Is a natural number a mind? Is God a natural number??
For that matter, is God a consistent system???


(John Harshman) #56

You have just abandoned Gödel’s proof that there are true statements that can’t be “accessed”. Why?

Premise B assumes what you intend to prove.

All that follows these problematic premises is therefore pointless.


(Bill Cole) #57

I would agree with Dan that this part of the argument needs development. Why do the answers have to be contents of some mind?

Perhaps the connection is that the question itself would not exist without a mind. There is supporting evidence here that may help build your premise.


#58

Quoted in Arc Magazine


(Antoine Suarez) #59

Thanks Bruce for this Reference.

Other interesting quotations in the Essay:

Meaning is personal. For there to be any meaning beyond the merely private, the merely subjective, existence-as-such must be personal. There must exist an irreducible unity between mind and being.

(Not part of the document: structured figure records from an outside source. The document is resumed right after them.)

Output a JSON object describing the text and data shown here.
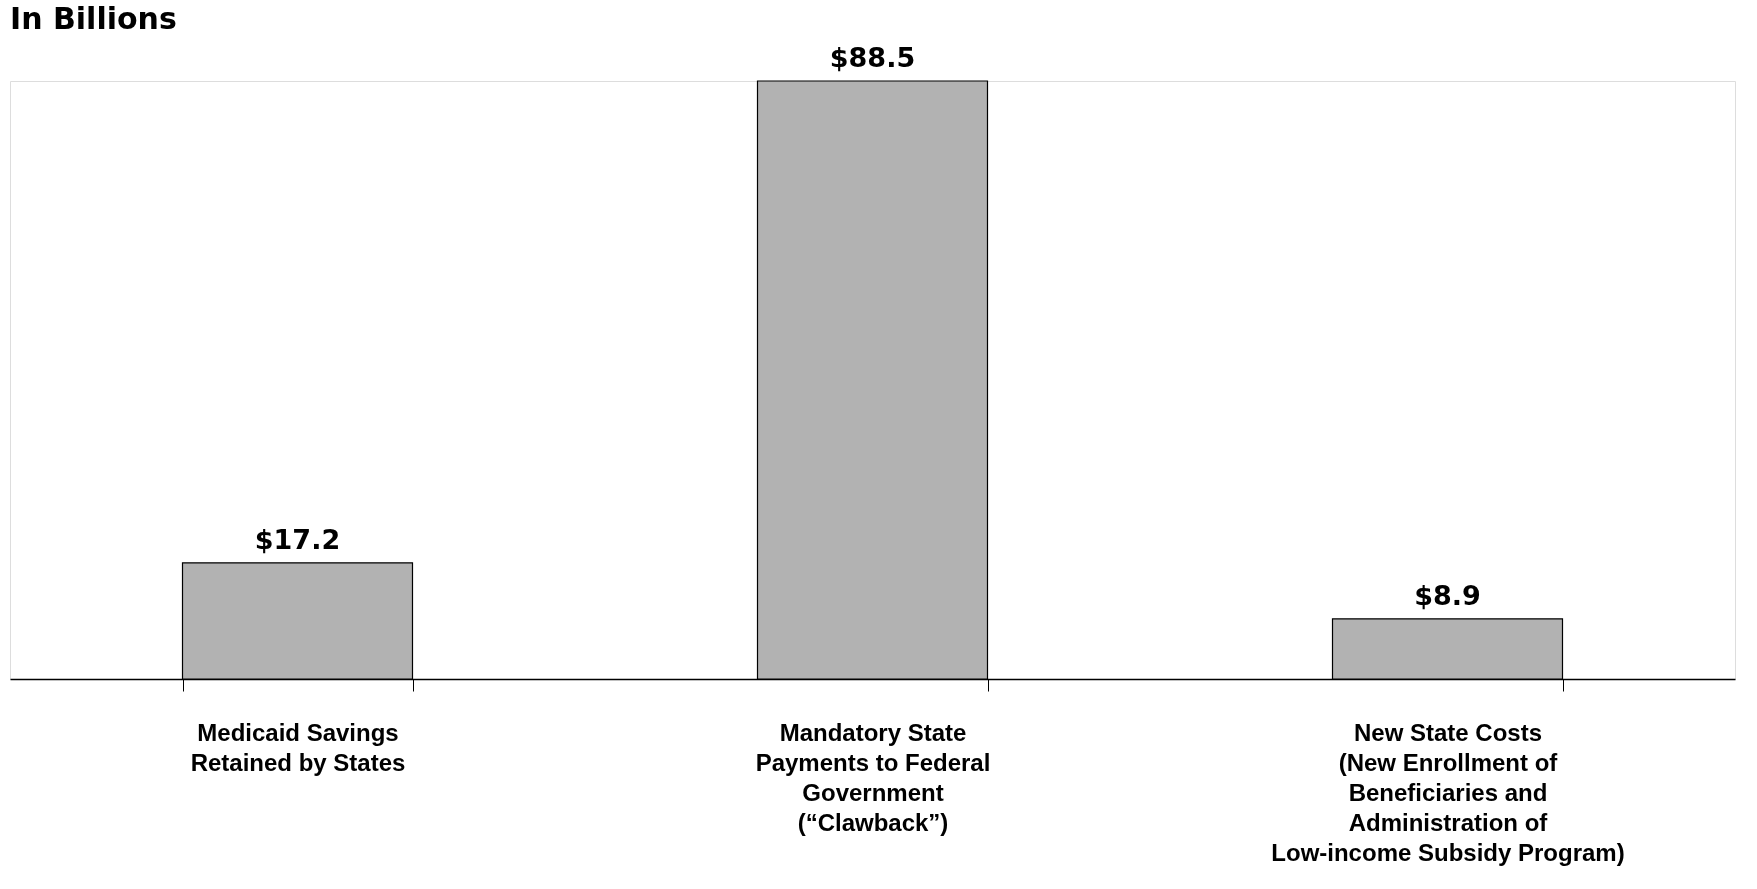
{
  "chart_data": {
    "type": "bar",
    "ylabel": "In Billions",
    "categories": [
      "Medicaid Savings\nRetained by States",
      "Mandatory State\nPayments to Federal\nGovernment\n(“Clawback”)",
      "New State Costs\n(New Enrollment of\nBeneficiaries and\nAdministration of\nLow-income Subsidy Program)"
    ],
    "values": [
      17.2,
      88.5,
      8.9
    ],
    "value_labels": [
      "$17.2",
      "$88.5",
      "$8.9"
    ],
    "color": "#b2b2b2"
  }
}
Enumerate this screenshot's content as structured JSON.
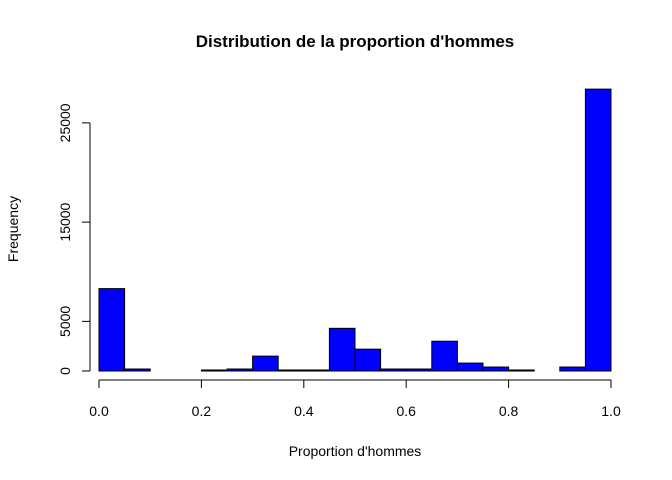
{
  "chart_data": {
    "type": "bar",
    "title": "Distribution de la proportion d'hommes",
    "xlabel": "Proportion d'hommes",
    "ylabel": "Frequency",
    "xlim": [
      0,
      1
    ],
    "ylim": [
      0,
      28500
    ],
    "bin_width": 0.05,
    "x_ticks": [
      0,
      0.2,
      0.4,
      0.6,
      0.8,
      1
    ],
    "x_tick_labels": [
      "0.0",
      "0.2",
      "0.4",
      "0.6",
      "0.8",
      "1.0"
    ],
    "y_ticks": [
      0,
      5000,
      15000,
      25000
    ],
    "y_tick_labels": [
      "0",
      "5000",
      "15000",
      "25000"
    ],
    "bins": [
      {
        "x0": 0.0,
        "x1": 0.05,
        "value": 8300
      },
      {
        "x0": 0.05,
        "x1": 0.1,
        "value": 200
      },
      {
        "x0": 0.1,
        "x1": 0.15,
        "value": 0
      },
      {
        "x0": 0.15,
        "x1": 0.2,
        "value": 0
      },
      {
        "x0": 0.2,
        "x1": 0.25,
        "value": 100
      },
      {
        "x0": 0.25,
        "x1": 0.3,
        "value": 200
      },
      {
        "x0": 0.3,
        "x1": 0.35,
        "value": 1500
      },
      {
        "x0": 0.35,
        "x1": 0.4,
        "value": 100
      },
      {
        "x0": 0.4,
        "x1": 0.45,
        "value": 100
      },
      {
        "x0": 0.45,
        "x1": 0.5,
        "value": 4300
      },
      {
        "x0": 0.5,
        "x1": 0.55,
        "value": 2200
      },
      {
        "x0": 0.55,
        "x1": 0.6,
        "value": 200
      },
      {
        "x0": 0.6,
        "x1": 0.65,
        "value": 200
      },
      {
        "x0": 0.65,
        "x1": 0.7,
        "value": 3000
      },
      {
        "x0": 0.7,
        "x1": 0.75,
        "value": 800
      },
      {
        "x0": 0.75,
        "x1": 0.8,
        "value": 400
      },
      {
        "x0": 0.8,
        "x1": 0.85,
        "value": 100
      },
      {
        "x0": 0.85,
        "x1": 0.9,
        "value": 0
      },
      {
        "x0": 0.9,
        "x1": 0.95,
        "value": 400
      },
      {
        "x0": 0.95,
        "x1": 1.0,
        "value": 28400
      }
    ],
    "bar_color": "#0000ff",
    "bar_border": "#000000",
    "grid": false,
    "legend": "none"
  }
}
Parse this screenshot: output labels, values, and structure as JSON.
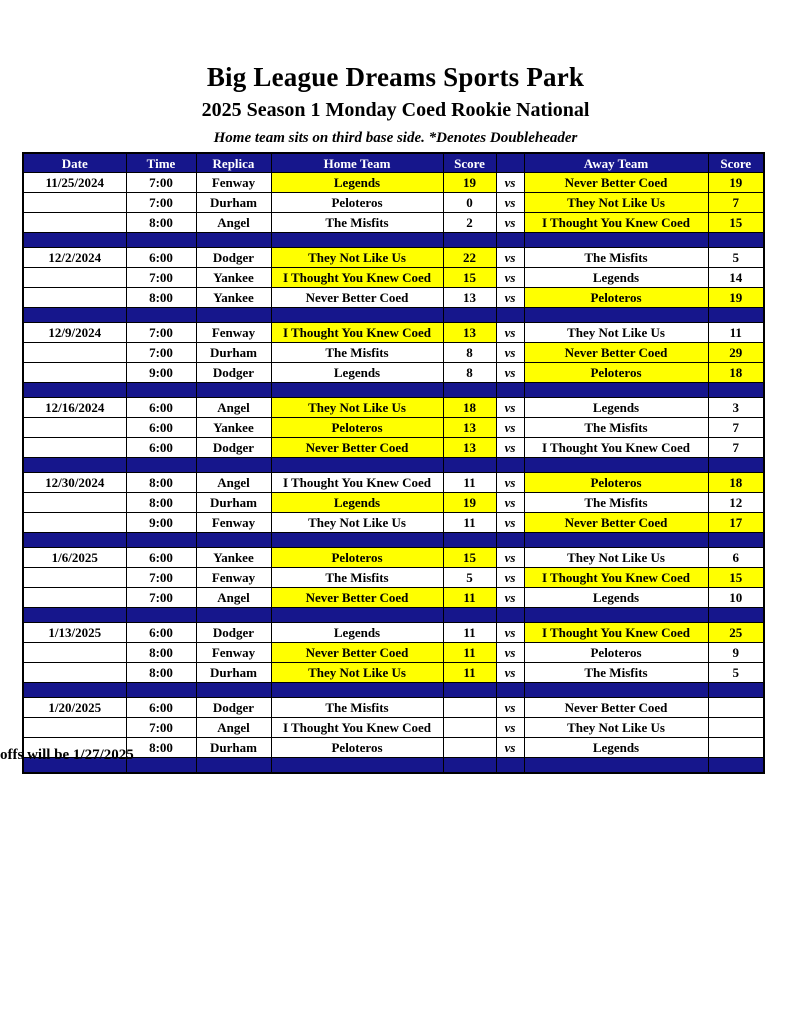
{
  "page": {
    "title": "Big League Dreams Sports Park",
    "subtitle": "2025 Season 1 Monday Coed Rookie National",
    "note": "Home team sits on third base side.  *Denotes Doubleheader",
    "footer": "offs will be 1/27/2025"
  },
  "colors": {
    "header_bg": "#16168C",
    "header_text": "#FFFFFF",
    "highlight": "#FFFF00",
    "border": "#000000"
  },
  "table": {
    "headers": [
      "Date",
      "Time",
      "Replica",
      "Home Team",
      "Score",
      "",
      "Away Team",
      "Score"
    ],
    "vs_label": "vs",
    "blocks": [
      {
        "date": "11/25/2024",
        "games": [
          {
            "time": "7:00",
            "replica": "Fenway",
            "home": "Legends",
            "home_score": "19",
            "home_hl": true,
            "away": "Never Better Coed",
            "away_score": "19",
            "away_hl": true
          },
          {
            "time": "7:00",
            "replica": "Durham",
            "home": "Peloteros",
            "home_score": "0",
            "home_hl": false,
            "away": "They Not Like Us",
            "away_score": "7",
            "away_hl": true
          },
          {
            "time": "8:00",
            "replica": "Angel",
            "home": "The Misfits",
            "home_score": "2",
            "home_hl": false,
            "away": "I Thought You Knew Coed",
            "away_score": "15",
            "away_hl": true
          }
        ]
      },
      {
        "date": "12/2/2024",
        "games": [
          {
            "time": "6:00",
            "replica": "Dodger",
            "home": "They Not Like Us",
            "home_score": "22",
            "home_hl": true,
            "away": "The Misfits",
            "away_score": "5",
            "away_hl": false
          },
          {
            "time": "7:00",
            "replica": "Yankee",
            "home": "I Thought You Knew Coed",
            "home_score": "15",
            "home_hl": true,
            "away": "Legends",
            "away_score": "14",
            "away_hl": false
          },
          {
            "time": "8:00",
            "replica": "Yankee",
            "home": "Never Better Coed",
            "home_score": "13",
            "home_hl": false,
            "away": "Peloteros",
            "away_score": "19",
            "away_hl": true
          }
        ]
      },
      {
        "date": "12/9/2024",
        "games": [
          {
            "time": "7:00",
            "replica": "Fenway",
            "home": "I Thought You Knew Coed",
            "home_score": "13",
            "home_hl": true,
            "away": "They Not Like Us",
            "away_score": "11",
            "away_hl": false
          },
          {
            "time": "7:00",
            "replica": "Durham",
            "home": "The Misfits",
            "home_score": "8",
            "home_hl": false,
            "away": "Never Better Coed",
            "away_score": "29",
            "away_hl": true
          },
          {
            "time": "9:00",
            "replica": "Dodger",
            "home": "Legends",
            "home_score": "8",
            "home_hl": false,
            "away": "Peloteros",
            "away_score": "18",
            "away_hl": true
          }
        ]
      },
      {
        "date": "12/16/2024",
        "games": [
          {
            "time": "6:00",
            "replica": "Angel",
            "home": "They Not Like Us",
            "home_score": "18",
            "home_hl": true,
            "away": "Legends",
            "away_score": "3",
            "away_hl": false
          },
          {
            "time": "6:00",
            "replica": "Yankee",
            "home": "Peloteros",
            "home_score": "13",
            "home_hl": true,
            "away": "The Misfits",
            "away_score": "7",
            "away_hl": false
          },
          {
            "time": "6:00",
            "replica": "Dodger",
            "home": "Never Better Coed",
            "home_score": "13",
            "home_hl": true,
            "away": "I Thought You Knew Coed",
            "away_score": "7",
            "away_hl": false
          }
        ]
      },
      {
        "date": "12/30/2024",
        "games": [
          {
            "time": "8:00",
            "replica": "Angel",
            "home": "I Thought You Knew Coed",
            "home_score": "11",
            "home_hl": false,
            "away": "Peloteros",
            "away_score": "18",
            "away_hl": true
          },
          {
            "time": "8:00",
            "replica": "Durham",
            "home": "Legends",
            "home_score": "19",
            "home_hl": true,
            "away": "The Misfits",
            "away_score": "12",
            "away_hl": false
          },
          {
            "time": "9:00",
            "replica": "Fenway",
            "home": "They Not Like Us",
            "home_score": "11",
            "home_hl": false,
            "away": "Never Better Coed",
            "away_score": "17",
            "away_hl": true
          }
        ]
      },
      {
        "date": "1/6/2025",
        "games": [
          {
            "time": "6:00",
            "replica": "Yankee",
            "home": "Peloteros",
            "home_score": "15",
            "home_hl": true,
            "away": "They Not Like Us",
            "away_score": "6",
            "away_hl": false
          },
          {
            "time": "7:00",
            "replica": "Fenway",
            "home": "The Misfits",
            "home_score": "5",
            "home_hl": false,
            "away": "I Thought You Knew Coed",
            "away_score": "15",
            "away_hl": true
          },
          {
            "time": "7:00",
            "replica": "Angel",
            "home": "Never Better Coed",
            "home_score": "11",
            "home_hl": true,
            "away": "Legends",
            "away_score": "10",
            "away_hl": false
          }
        ]
      },
      {
        "date": "1/13/2025",
        "games": [
          {
            "time": "6:00",
            "replica": "Dodger",
            "home": "Legends",
            "home_score": "11",
            "home_hl": false,
            "away": "I Thought You Knew Coed",
            "away_score": "25",
            "away_hl": true
          },
          {
            "time": "8:00",
            "replica": "Fenway",
            "home": "Never Better Coed",
            "home_score": "11",
            "home_hl": true,
            "away": "Peloteros",
            "away_score": "9",
            "away_hl": false
          },
          {
            "time": "8:00",
            "replica": "Durham",
            "home": "They Not Like Us",
            "home_score": "11",
            "home_hl": true,
            "away": "The Misfits",
            "away_score": "5",
            "away_hl": false
          }
        ]
      },
      {
        "date": "1/20/2025",
        "games": [
          {
            "time": "6:00",
            "replica": "Dodger",
            "home": "The Misfits",
            "home_score": "",
            "home_hl": false,
            "away": "Never Better Coed",
            "away_score": "",
            "away_hl": false
          },
          {
            "time": "7:00",
            "replica": "Angel",
            "home": "I Thought You Knew Coed",
            "home_score": "",
            "home_hl": false,
            "away": "They Not Like Us",
            "away_score": "",
            "away_hl": false
          },
          {
            "time": "8:00",
            "replica": "Durham",
            "home": "Peloteros",
            "home_score": "",
            "home_hl": false,
            "away": "Legends",
            "away_score": "",
            "away_hl": false
          }
        ]
      }
    ]
  }
}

Louise intuits the universe as fundamentally personal. “The physical universe,” she muses, “was a language with a perfectly ambiguous grammar. Every physical event was an utterance that could be parsed in two entirely different ways, one causal and the other teleological, both valid, neither one disqualifiable no matter how much context was available.” It should go without saying that there can be no language apart from consciousness, no “utterance” without a speaker.


#60

I should admit that my post was not meant to be taken as a serious argument for your position; frankly, I agree with Neil’s position and with the others who question your premises,.

Borges is a fiction writer known for his philosophical fantasies. So I thought it would interesting to see his take on this type of argument. I don’t think the fact the he makes this type of argument is a positive indication of its soundness.